One of these factors is the recognition that the role of the CIO is fundamentally changing. When Apptio was founded seven years ago, we recognized that forward-thinking CIOs needed a business management system to enable them to be broker of IT services – whether such services were procured externally or built internally. The rise of the cloud made this IT-as-a-service reality possible and many CIOs embraced this approach as a method for increasing their influence. By providing their business partners with choice levers related to the IT services they were providing, the business was finally getting insight into the cost, quality of service and value of their IT needs. 

Yet, a services orientation and the cloud alone are not responsible for the changing relationship between CIOs and their business partners. For that answer, one must turn to a core disconnect between IT and business leaders: language. Unsurprisingly, IT leaders communicate in the language they know – technology. And business leaders do the same, only their language is finance. This lack of understanding has, more than any other factor, led to the current state of the IT/business relationship. 

To remedy this problem, CIOs came together to create a new category and discipline that connected their technology services with the business’ tactics. This category is called Technology Business Management (TBM). TBM is more than just a discipline; it is a method for optimizing spending, fine-tuning resources, and ultimately quantifying and communicating the real value of IT in a language that business understands. 

To further bridge this gap between IT and the business, a TBM model was needed to translate the “geek-speak” of IT into the financial language of the business. Today’s industry-standard for this translation is called ATUM, or the Apptio TBM Unified Model. ATUM allows CIOs to speak to their business-level counterparts about the true costs and value of IT services, rather than their budget alone.  

ATUM takes a comprehensive look at IT’s investment portfolio that spans base foundational services like infrastructure all the way to end-user computing. The model also goes one step further by layering in the cost of applications and ultimately business services so CIOs and their counterparts have a truly complete, business-level view of their spend. 

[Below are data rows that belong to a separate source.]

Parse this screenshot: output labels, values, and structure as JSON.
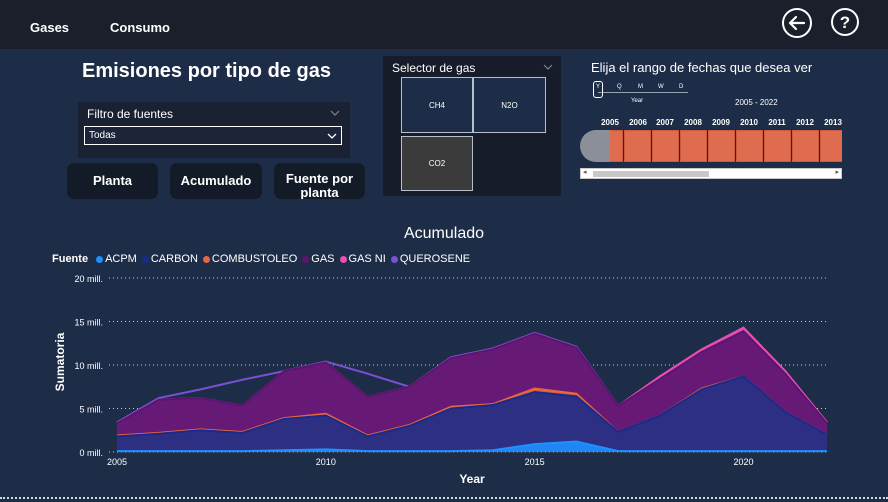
{
  "nav": {
    "gases": "Gases",
    "consumo": "Consumo"
  },
  "title": "Emisiones por tipo de gas",
  "filter": {
    "title": "Filtro de fuentes",
    "value": "Todas"
  },
  "buttons": {
    "planta": "Planta",
    "acumulado": "Acumulado",
    "fuente_line1": "Fuente por",
    "fuente_line2": "planta"
  },
  "gas_selector": {
    "title": "Selector de gas",
    "options": [
      "CH4",
      "N2O",
      "CO2"
    ],
    "selected": "CO2"
  },
  "date_range": {
    "title": "Elija el rango de fechas que desea ver",
    "granularity": [
      "Y",
      "Q",
      "M",
      "W",
      "D"
    ],
    "granularity_selected": "Y",
    "granularity_label": "Year",
    "range": "2005 - 2022",
    "years": [
      "2005",
      "2006",
      "2007",
      "2008",
      "2009",
      "2010",
      "2011",
      "2012",
      "2013"
    ]
  },
  "colors": {
    "ACPM": "#1e90ff",
    "CARBON": "#1a2a8a",
    "COMBUSTOLEO": "#e8663d",
    "GAS": "#5b1570",
    "GAS NI": "#e84fb0",
    "QUEROSENE": "#7b4fd6",
    "timeline": "#e06c50"
  },
  "chart_data": {
    "type": "area",
    "title": "Acumulado",
    "legend_title": "Fuente",
    "xlabel": "Year",
    "ylabel": "Sumatoria",
    "x": [
      2005,
      2006,
      2007,
      2008,
      2009,
      2010,
      2011,
      2012,
      2013,
      2014,
      2015,
      2016,
      2017,
      2018,
      2019,
      2020,
      2021,
      2022
    ],
    "x_ticks": [
      "2005",
      "2010",
      "2015",
      "2020"
    ],
    "y_ticks": [
      "0 mill.",
      "5 mill.",
      "10 mill.",
      "15 mill.",
      "20 mill."
    ],
    "ylim": [
      0,
      20
    ],
    "stacked": true,
    "series": [
      {
        "name": "ACPM",
        "cumulative": [
          0.1,
          0.1,
          0.1,
          0.1,
          0.2,
          0.3,
          0.1,
          0.1,
          0.1,
          0.2,
          0.9,
          1.2,
          0.1,
          0.1,
          0.1,
          0.1,
          0.1,
          0.1
        ]
      },
      {
        "name": "CARBON",
        "cumulative": [
          1.8,
          2.1,
          2.5,
          2.2,
          3.8,
          4.2,
          1.8,
          3.0,
          5.0,
          5.4,
          6.9,
          6.4,
          2.3,
          4.2,
          7.2,
          8.7,
          4.6,
          2.0
        ]
      },
      {
        "name": "COMBUSTOLEO",
        "cumulative": [
          1.9,
          2.2,
          2.6,
          2.3,
          3.9,
          4.4,
          1.9,
          3.1,
          5.2,
          5.5,
          7.3,
          6.7,
          2.3,
          4.2,
          7.3,
          8.7,
          4.6,
          2.0
        ]
      },
      {
        "name": "GAS",
        "cumulative": [
          3.3,
          6.0,
          6.2,
          5.3,
          9.3,
          10.3,
          6.3,
          7.5,
          10.8,
          11.8,
          13.6,
          12.0,
          5.3,
          8.4,
          11.5,
          13.9,
          9.0,
          3.3
        ]
      },
      {
        "name": "GAS NI",
        "cumulative": [
          3.3,
          6.0,
          6.2,
          5.3,
          9.3,
          10.3,
          6.3,
          7.5,
          10.8,
          11.8,
          13.6,
          12.0,
          5.3,
          8.7,
          11.8,
          14.3,
          9.3,
          3.4
        ]
      },
      {
        "name": "QUEROSENE",
        "cumulative": [
          3.4,
          6.2,
          7.2,
          8.3,
          9.3,
          10.4,
          9.0,
          7.5,
          10.9,
          11.9,
          13.7,
          12.1,
          5.3,
          8.4,
          11.5,
          14.0,
          9.1,
          3.4
        ]
      }
    ]
  }
}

With TBM, CIOs not only have a mechanism for communicating the impact of their investments on technology, but they also have a means for measuring the value of those investments. Many of our customers use TBM to measure how much money they spend on running the day-to-day operations vs. innovating. Or, determining the balance they’ve struck between operational and capital expenses, fixed vs. variable. With TBM, CIOs are able to measure the cost and value of their IT services into a grow-sustain-run-transform model. 

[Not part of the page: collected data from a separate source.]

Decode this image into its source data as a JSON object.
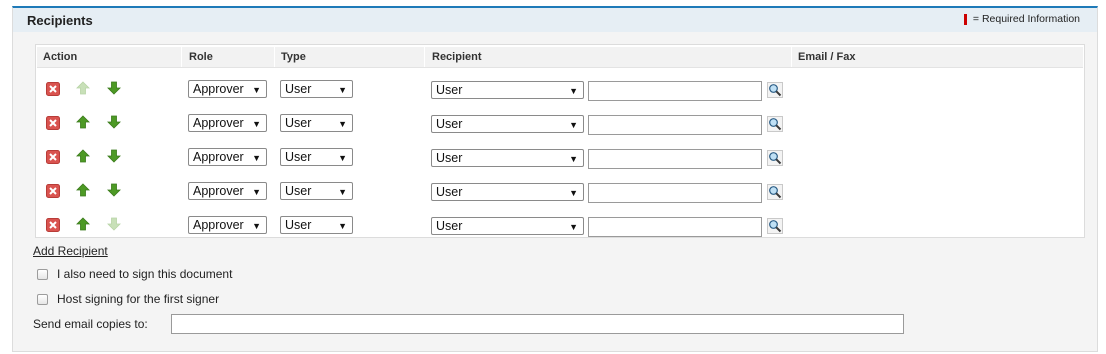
{
  "panel": {
    "title": "Recipients",
    "required_legend": "= Required Information"
  },
  "table": {
    "headers": {
      "action": "Action",
      "role": "Role",
      "type": "Type",
      "recipient": "Recipient",
      "email_fax": "Email / Fax"
    },
    "rows": [
      {
        "role": "Approver",
        "type": "User",
        "recipient_type": "User",
        "recipient_value": "",
        "up_enabled": false,
        "down_enabled": true
      },
      {
        "role": "Approver",
        "type": "User",
        "recipient_type": "User",
        "recipient_value": "",
        "up_enabled": true,
        "down_enabled": true
      },
      {
        "role": "Approver",
        "type": "User",
        "recipient_type": "User",
        "recipient_value": "",
        "up_enabled": true,
        "down_enabled": true
      },
      {
        "role": "Approver",
        "type": "User",
        "recipient_type": "User",
        "recipient_value": "",
        "up_enabled": true,
        "down_enabled": true
      },
      {
        "role": "Approver",
        "type": "User",
        "recipient_type": "User",
        "recipient_value": "",
        "up_enabled": true,
        "down_enabled": false
      }
    ]
  },
  "add_recipient_label": "Add Recipient",
  "options": {
    "sign_label": "I also need to sign this document",
    "sign_checked": false,
    "host_label": "Host signing for the first signer",
    "host_checked": false
  },
  "email_copies": {
    "label": "Send email copies to:",
    "value": ""
  },
  "icons": {
    "remove": "remove-icon",
    "move_up": "arrow-up-icon",
    "move_down": "arrow-down-icon",
    "lookup": "lookup-magnifier-icon"
  },
  "colors": {
    "header_accent": "#1e7ab8",
    "required_marker": "#cc0000",
    "arrow_green": "#4d9a25",
    "arrow_disabled": "#c8e0b8",
    "remove_red": "#d9534f"
  }
}
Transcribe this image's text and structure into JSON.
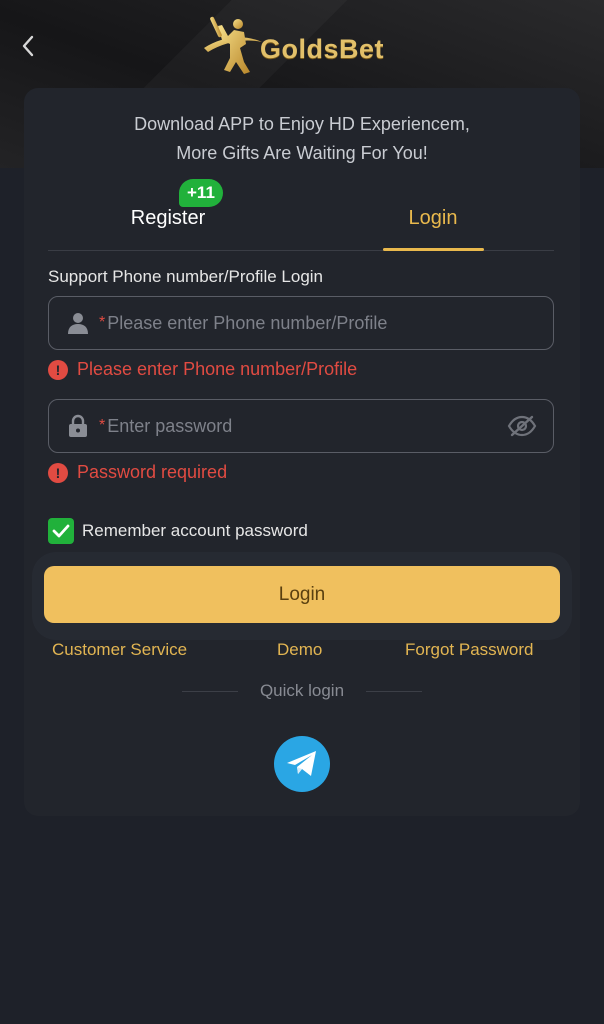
{
  "header": {
    "back_icon": "chevron-left-icon",
    "logo_text": "GoldsBet",
    "logo_icon": "cricket-player-icon"
  },
  "promo": {
    "line1": "Download APP to Enjoy HD Experiencem,",
    "line2": "More Gifts Are Waiting For You!"
  },
  "tabs": {
    "register_label": "Register",
    "register_badge": "+11",
    "login_label": "Login",
    "active": "login"
  },
  "form": {
    "section_label": "Support Phone number/Profile Login",
    "required_mark": "*",
    "phone": {
      "icon": "user-icon",
      "placeholder": "Please enter Phone number/Profile",
      "value": "",
      "error": "Please enter Phone number/Profile"
    },
    "password": {
      "icon": "lock-icon",
      "placeholder": "Enter password",
      "value": "",
      "error": "Password required",
      "visibility_icon": "eye-off-icon"
    },
    "remember": {
      "label": "Remember account password",
      "checked": true
    },
    "submit_label": "Login"
  },
  "links": {
    "customer_service": "Customer Service",
    "demo": "Demo",
    "forgot_password": "Forgot Password"
  },
  "quick_login": {
    "label": "Quick login",
    "providers": [
      "telegram-icon"
    ]
  },
  "colors": {
    "background": "#1e2129",
    "card": "#22252c",
    "accent_gold": "#e9b94d",
    "button": "#f0c05e",
    "error": "#e14b42",
    "success_green": "#21b13b",
    "telegram": "#2aa6e4"
  }
}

By changing the way they deliver IT services, CIOs also shift the conversation with their business partners. As a result, today’s leading CIOs are adopting business management systems similar to those used by their counterparts in marketing, HR and sales to measure and communicate the value of their investments. 

With a true IT business management system, CIOs are empowered not only to manage technology but also the business of technology. These systems help IT leaders to apply analytics to the cost and consumption of IT; as a result CIOs are now able to more confidently and strategically make fact-based decisions. 

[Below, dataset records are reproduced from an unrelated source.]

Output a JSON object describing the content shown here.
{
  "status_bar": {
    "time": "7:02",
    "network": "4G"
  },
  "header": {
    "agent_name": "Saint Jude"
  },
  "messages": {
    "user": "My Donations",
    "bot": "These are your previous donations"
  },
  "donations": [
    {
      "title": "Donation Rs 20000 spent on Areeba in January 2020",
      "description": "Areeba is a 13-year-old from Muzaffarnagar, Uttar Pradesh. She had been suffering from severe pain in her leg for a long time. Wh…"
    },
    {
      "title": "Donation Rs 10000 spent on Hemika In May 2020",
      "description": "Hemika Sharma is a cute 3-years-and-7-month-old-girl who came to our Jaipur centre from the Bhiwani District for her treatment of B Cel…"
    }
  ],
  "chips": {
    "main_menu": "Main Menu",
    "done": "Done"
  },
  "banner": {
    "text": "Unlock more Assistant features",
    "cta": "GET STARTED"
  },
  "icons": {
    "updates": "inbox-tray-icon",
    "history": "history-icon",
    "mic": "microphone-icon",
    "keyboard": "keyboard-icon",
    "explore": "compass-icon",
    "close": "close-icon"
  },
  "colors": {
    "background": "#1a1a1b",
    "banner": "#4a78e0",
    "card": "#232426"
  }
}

Suddenly, modern CIOs can own their vital place at the C-suite strategy table and can impact the competitive strength of their organization. With TBM solutions like Apptio in hand and the renewed respect of colleagues, modern CIOs are fully equipped to transform their IT organizations into indispensable and accountable partners in the businesses. 

As more CIOs adopt TBM, I predict we will see an end to the slump in that executive confidence metric, and business will be better for it. 

Sunny Gupta is the co-founder, president and CEO of Apptio, responsible for company vision, strategic direction, planning and execution. Sunny’s enterprise software career spans more than 20 years with roles in general management, strategic marketing, product management and business development. Before founding Apptio, Sunny was executive vice president of products at Opsware and was responsible for all Opsware product businesses up to its acquisition by HP for over $1.6 billion.